The first book in this series ‘Lane’ was a tense, action-packed story that was enriched by having two very different women, Willows and Lane, having to find a way to work together to survive.
‘One-Way Tickets’ picks up the story of these two women but in a tentative way, as if Peter Grainger couldn’t quite decide what to do with them now that the threat to their lives has passed. This might have come off as a realistic post-adrenalin-rush kind of reaction if the writing had been sharper but I found the use of shifting points of view distracting. It kept me at arms-length from the characters and made me feel that I was reading an outline rather than a novel.
Everything changed for the better once Lane got to London. The emotional focus was clearly on her and it was amplified by the similarities between the trauma in Lane’s past and in the past of the man she set out to find. Her search for the missing man worked well, building both the tension and my understanding of who Lane had been before an unlooked-for change in her life had taken her out of the Met and into a quiet cottage in a small Cornish village.
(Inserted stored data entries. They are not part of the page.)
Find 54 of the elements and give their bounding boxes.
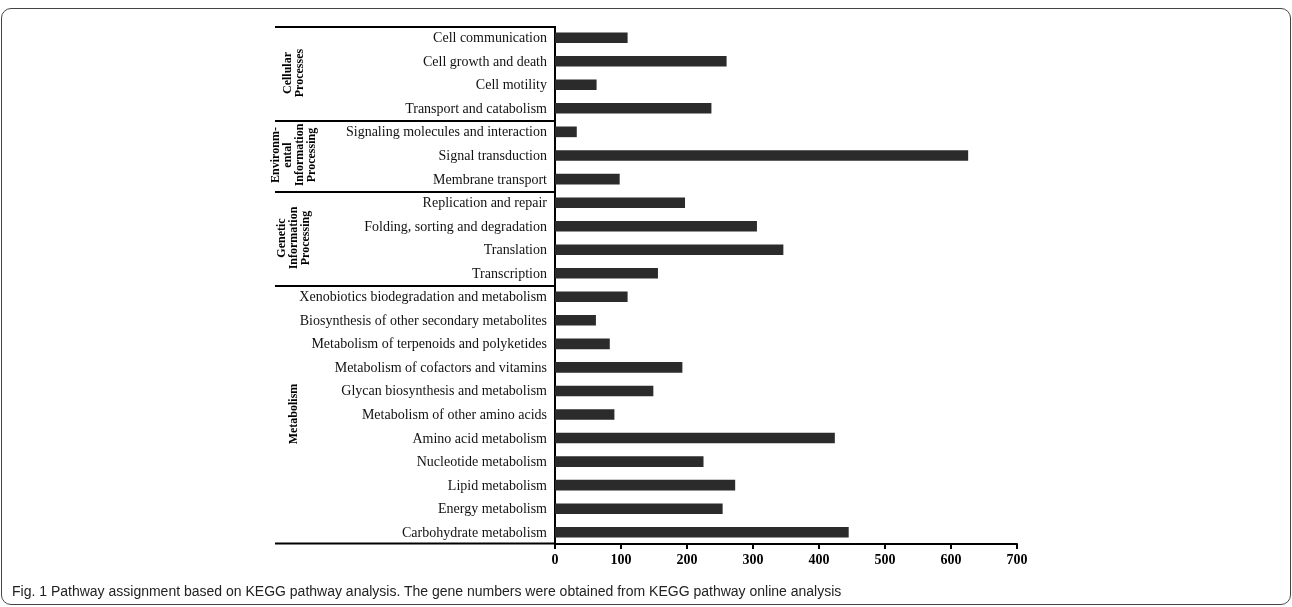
bar [555, 79, 597, 91]
y-tick-label: Metabolism of other amino acids [361, 406, 547, 422]
y-tick-label: Replication and repair [422, 194, 548, 210]
x-tick-label: 500 [874, 551, 896, 566]
x-tick-label: 200 [676, 551, 698, 566]
y-tick-label: Xenobiotics biodegradation and metabolism [299, 288, 548, 304]
y-axis-title: Environm- ental Information Processing [268, 123, 318, 187]
x-tick-label: 0 [551, 551, 559, 566]
bar [555, 385, 654, 396]
y-tick-label: Lipid metabolism [447, 477, 548, 493]
bar [555, 267, 658, 279]
bar [555, 526, 849, 538]
bar [555, 32, 628, 44]
x-tick-label: 300 [742, 551, 764, 566]
bar [555, 102, 712, 114]
y-tick-label: Amino acid metabolism [412, 430, 548, 446]
bar [555, 290, 628, 302]
y-axis-title: Cellular Processes [280, 48, 306, 98]
x-tick-label: 100 [610, 551, 632, 566]
bar [555, 220, 757, 232]
caption: Fig. 1 Pathway assignment based on KEGG pathway analysis. The gene numbers were obtained from KEGG pathway online analysis [12, 582, 842, 598]
bar [555, 55, 727, 67]
y-tick-label: Transport and catabolism [405, 100, 548, 116]
y-tick-label: Metabolism of terpenoids and polyketides [311, 335, 547, 351]
y-tick-label: Cell growth and death [422, 53, 547, 69]
bar [555, 243, 784, 255]
y-tick-label: Nucleotide metabolism [416, 453, 548, 469]
y-tick-label: Glycan biosynthesis and metabolism [341, 382, 548, 398]
y-tick-label: Translation [483, 241, 547, 257]
y-axis-title: Genetic Information Processing [274, 206, 312, 269]
bar [555, 361, 683, 373]
x-tick-label: 700 [1006, 551, 1028, 566]
y-tick-label: Energy metabolism [438, 500, 548, 516]
bar [555, 196, 686, 208]
y-tick-label: Signaling molecules and interaction [345, 124, 547, 140]
bar [555, 314, 596, 326]
y-tick-label: Biosynthesis of other secondary metabolites [299, 312, 547, 328]
x-tick-label: 400 [808, 551, 830, 566]
y-tick-label: Carbohydrate metabolism [401, 524, 548, 540]
y-tick-label: Metabolism of cofactors and vitamins [334, 359, 547, 375]
y-tick-label: Signal transduction [438, 148, 547, 163]
y-tick-label: Cell communication [433, 30, 547, 46]
y-tick-label: Folding, sorting and degradation [364, 218, 547, 234]
bar [555, 408, 615, 420]
y-tick-label: Cell motility [475, 77, 547, 93]
bar [555, 338, 610, 349]
bar [555, 432, 835, 443]
y-tick-label: Transcription [472, 265, 547, 281]
y-tick-label: Membrane transport [433, 171, 548, 187]
y-axis-title: Metabolism [286, 383, 300, 445]
x-tick-label: 600 [940, 551, 962, 566]
bar [555, 502, 723, 514]
bar [555, 479, 736, 490]
bar [555, 455, 704, 467]
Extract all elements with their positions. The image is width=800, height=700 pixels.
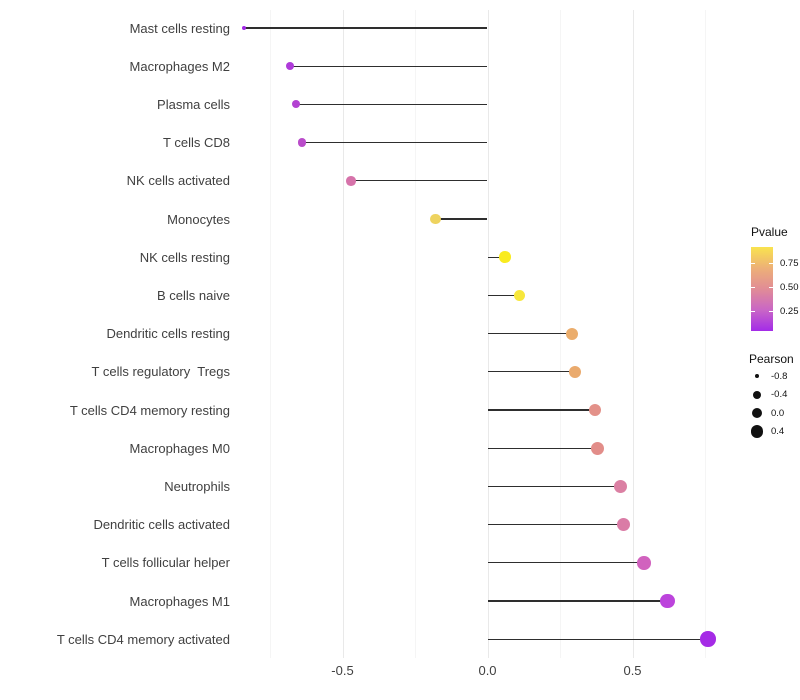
pearson-size-dot: [755, 374, 759, 378]
y-axis-label: Dendritic cells resting: [106, 326, 230, 342]
lollipop-stem: [487, 600, 668, 602]
lollipop-stem: [487, 256, 505, 258]
lollipop-dot: [292, 100, 301, 109]
lollipop-dot: [499, 251, 511, 263]
y-axis-label: B cells naive: [157, 287, 230, 303]
pearson-size-dot: [753, 390, 761, 399]
lollipop-dot: [297, 138, 307, 147]
pearson-size-label: 0.0: [771, 407, 785, 419]
lollipop-stem: [487, 523, 624, 526]
lollipop-dot: [565, 327, 578, 340]
pearson-size-dot: [751, 407, 763, 419]
colorbar-tick: [769, 287, 773, 288]
lollipop-dot: [614, 479, 628, 493]
lollipop-stem: [435, 218, 488, 220]
y-axis-label: T cells follicular helper: [101, 555, 230, 571]
gridline-minor: [705, 10, 706, 658]
y-axis-label: Macrophages M0: [129, 440, 230, 456]
lollipop-dot: [700, 631, 716, 647]
pearson-size-label: -0.8: [771, 370, 788, 382]
y-axis-label: Plasma cells: [157, 96, 230, 112]
gridline-minor: [270, 10, 271, 658]
y-axis-label: NK cells activated: [126, 173, 230, 189]
colorbar-tick: [751, 263, 755, 264]
lollipop-stem: [290, 65, 488, 67]
x-axis-tick-label: -0.5: [331, 663, 354, 678]
lollipop-stem: [487, 447, 598, 449]
colorbar-tick: [751, 311, 755, 312]
lollipop-dot: [591, 441, 605, 455]
lollipop-dot: [637, 556, 651, 570]
y-axis-label: NK cells resting: [139, 249, 230, 265]
lollipop-stem: [487, 485, 621, 488]
y-axis-label: Macrophages M2: [129, 58, 230, 74]
lollipop-stem: [487, 371, 575, 373]
pearson-size-dot: [750, 425, 764, 438]
y-axis-label: T cells CD4 memory activated: [56, 631, 230, 647]
colorbar-tick: [769, 311, 773, 312]
lollipop-stem: [487, 638, 708, 640]
gridline-major: [632, 10, 634, 658]
colorbar-tick-label: 0.75: [780, 257, 799, 269]
colorbar-tick-label: 0.50: [780, 281, 799, 293]
lollipop-dot: [513, 289, 526, 302]
gridline-major: [342, 10, 344, 658]
colorbar-tick-label: 0.25: [780, 305, 799, 317]
lollipop-stem: [487, 294, 520, 297]
lollipop-dot: [430, 213, 441, 225]
y-axis-label: Mast cells resting: [129, 20, 230, 36]
pearson-size-label: 0.4: [771, 426, 785, 437]
lollipop-dot: [660, 593, 675, 609]
lollipop-stem: [487, 562, 645, 564]
lollipop-stem: [487, 409, 595, 411]
lollipop-stem: [301, 141, 488, 144]
lollipop-stem: [296, 103, 488, 106]
lollipop-dot: [568, 365, 581, 378]
lollipop-stem: [243, 27, 488, 29]
colorbar-tick: [769, 263, 773, 264]
lollipop-dot: [241, 26, 246, 30]
y-axis-label: T cells CD4 memory resting: [69, 402, 230, 418]
y-axis-label: T cells regulatory Tregs: [91, 364, 230, 380]
pearson-legend-title: Pearson: [749, 352, 794, 366]
pearson-size-label: -0.4: [771, 389, 788, 400]
y-axis-label: T cells CD8: [163, 135, 230, 151]
pvalue-colorbar: [751, 247, 773, 331]
lollipop-dot: [346, 176, 356, 186]
lollipop-dot: [617, 518, 631, 532]
pvalue-legend-title: Pvalue: [751, 225, 788, 239]
colorbar-tick: [751, 287, 755, 288]
y-axis-label: Neutrophils: [164, 478, 230, 494]
lollipop-stem: [351, 180, 488, 182]
y-axis-label: Dendritic cells activated: [93, 517, 230, 533]
x-axis-tick-label: 0.5: [623, 663, 642, 678]
gridline-minor: [415, 10, 416, 658]
lollipop-stem: [487, 332, 572, 335]
lollipop-dot: [588, 403, 602, 417]
y-axis-label: Monocytes: [167, 211, 230, 227]
lollipop-dot: [286, 62, 295, 71]
y-axis-label: Macrophages M1: [129, 593, 230, 609]
x-axis-tick-label: 0.0: [478, 663, 497, 678]
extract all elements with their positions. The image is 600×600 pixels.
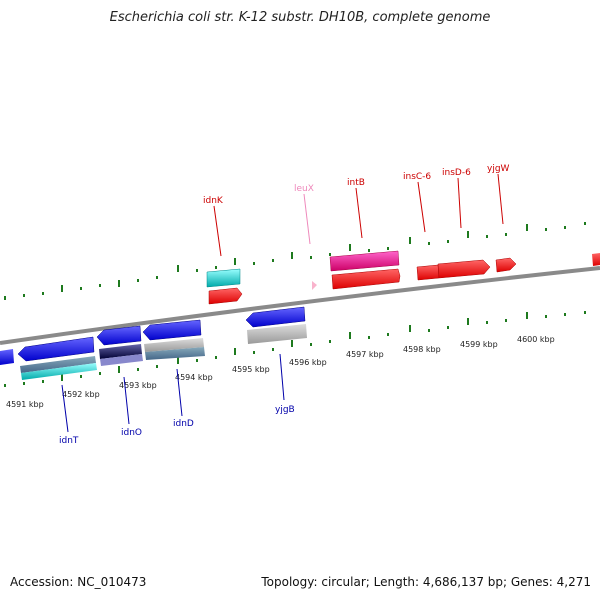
reverse-tick-band (4, 311, 586, 387)
gene-label-idnD[interactable]: idnD (173, 419, 194, 429)
scale-label-4592: 4592 kbp (62, 390, 100, 399)
forward-features (206, 250, 600, 305)
gene-idnO-cds[interactable] (96, 325, 142, 346)
scale-label-4595: 4595 kbp (232, 365, 270, 374)
gene-label-leuX[interactable]: leuX (294, 184, 314, 194)
topology-text: Topology: circular; Length: 4,686,137 bp… (261, 575, 591, 589)
gene-leuX-feature[interactable] (312, 281, 317, 290)
scale-label-4599: 4599 kbp (460, 340, 498, 349)
gene-label-insC-6[interactable]: insC-6 (403, 172, 431, 182)
gene-idnD-feature[interactable] (144, 338, 204, 352)
gene-idnD-feature2[interactable] (145, 347, 205, 360)
gene-edge-left-cds[interactable] (0, 349, 14, 365)
gene-yjgB-feature[interactable] (247, 324, 307, 344)
gene-label-idnT[interactable]: idnT (59, 436, 79, 446)
gene-idnT-feature2[interactable] (21, 363, 97, 380)
scale-label-4593: 4593 kbp (119, 381, 157, 390)
scale-label-4594: 4594 kbp (175, 373, 213, 382)
gene-intB-feature[interactable] (329, 250, 400, 272)
scale-label-4596: 4596 kbp (289, 358, 327, 367)
gene-insD-6-cds[interactable] (437, 259, 491, 279)
gene-idnO-feature2[interactable] (100, 354, 143, 366)
forward-tick-band (4, 222, 586, 300)
gene-idnK-cds[interactable] (208, 287, 243, 305)
gene-label-yjgB[interactable]: yjgB (275, 405, 295, 415)
gene-label-idnK[interactable]: idnK (203, 196, 224, 206)
gene-idnT-feature[interactable] (20, 356, 96, 373)
scale-label-4591: 4591 kbp (6, 400, 44, 409)
gene-idnT-cds[interactable] (17, 336, 95, 362)
reverse-features (0, 306, 307, 380)
gene-label-idnO[interactable]: idnO (121, 428, 142, 438)
gene-yjgB-cds[interactable] (245, 306, 306, 328)
gene-intB-cds[interactable] (331, 268, 401, 290)
page-title: Escherichia coli str. K-12 substr. DH10B… (109, 10, 491, 25)
reverse-label-leaders (61, 353, 285, 433)
gene-idnD-cds[interactable] (142, 319, 202, 341)
accession-text: Accession: NC_010473 (10, 575, 147, 589)
forward-label-leaders (213, 173, 504, 257)
scale-label-4597: 4597 kbp (346, 350, 384, 359)
gene-idnO-feature[interactable] (99, 344, 142, 359)
scale-label-4600: 4600 kbp (517, 335, 555, 344)
gene-label-intB[interactable]: intB (347, 178, 365, 188)
gene-yjgW-cds[interactable] (495, 257, 517, 273)
gene-edge-cds[interactable] (592, 253, 600, 266)
gene-label-insD-6[interactable]: insD-6 (442, 168, 471, 178)
gene-insC-6-cds[interactable] (416, 264, 440, 281)
gene-label-yjgW[interactable]: yjgW (487, 164, 510, 174)
gene-idnK-feature[interactable] (206, 268, 241, 288)
scale-label-4598: 4598 kbp (403, 345, 441, 354)
genome-backbone (0, 266, 600, 345)
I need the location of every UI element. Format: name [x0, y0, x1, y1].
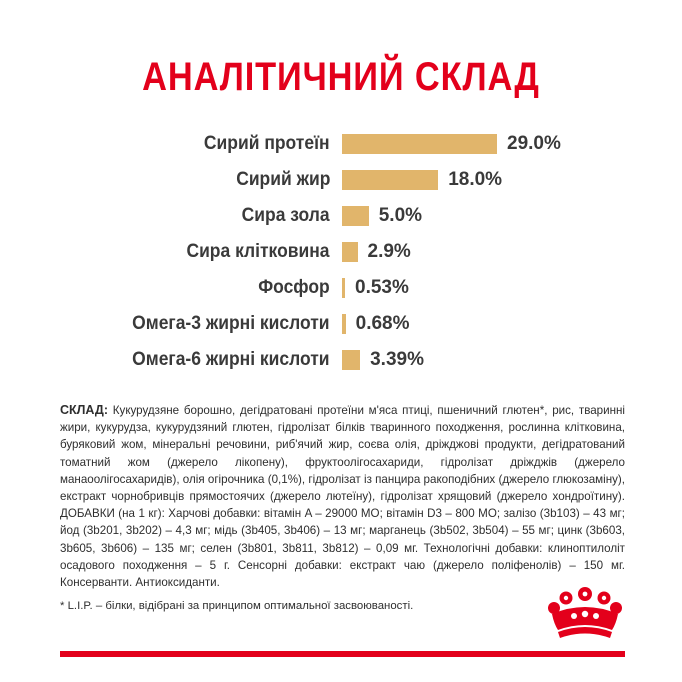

The best scenes in the book where the confrontation between Lane and the gang threatening the family the man she was searching for has come to London to protect. The action scenes worked and there was just the right amount of ‘waiting-anxiously-for-something-bad-to-happen’ time to allow backstories to be shared and bonds to be built. The trauma in the young ex-soldier’s life was shared with empathy and care, putting the emphasis on the emotional impact while not backing off from sharing the gruesome details.
What disappointed me were the things that were left hanging: I’d like to have seen more of the ex-soldier whose family was under threat. He is introduced in a way that piqued my interest and then gets side-lined by the plot and disappears. In a similar way, it felt as if the links back to Willows in Cornwall were a necessary conceit to keep this story as part of a ‘Willows and Lane’ series but that Peter Grainger really wanted to focus only on Lane and the ex-soldier she was sent to find.
If I hadn’t read anything else by Peter Grainger, I’d have marked ‘One-Way Tickets’ as an interesting read written by a writer with potential, but the other books I’ve read by him make ‘One-Way Tickets’ seem incomplete – something more than a sketch but less than a completed painting.
Still, I had a good enough time that I’m going to read the third and final book in the series: ‘Arcadia’.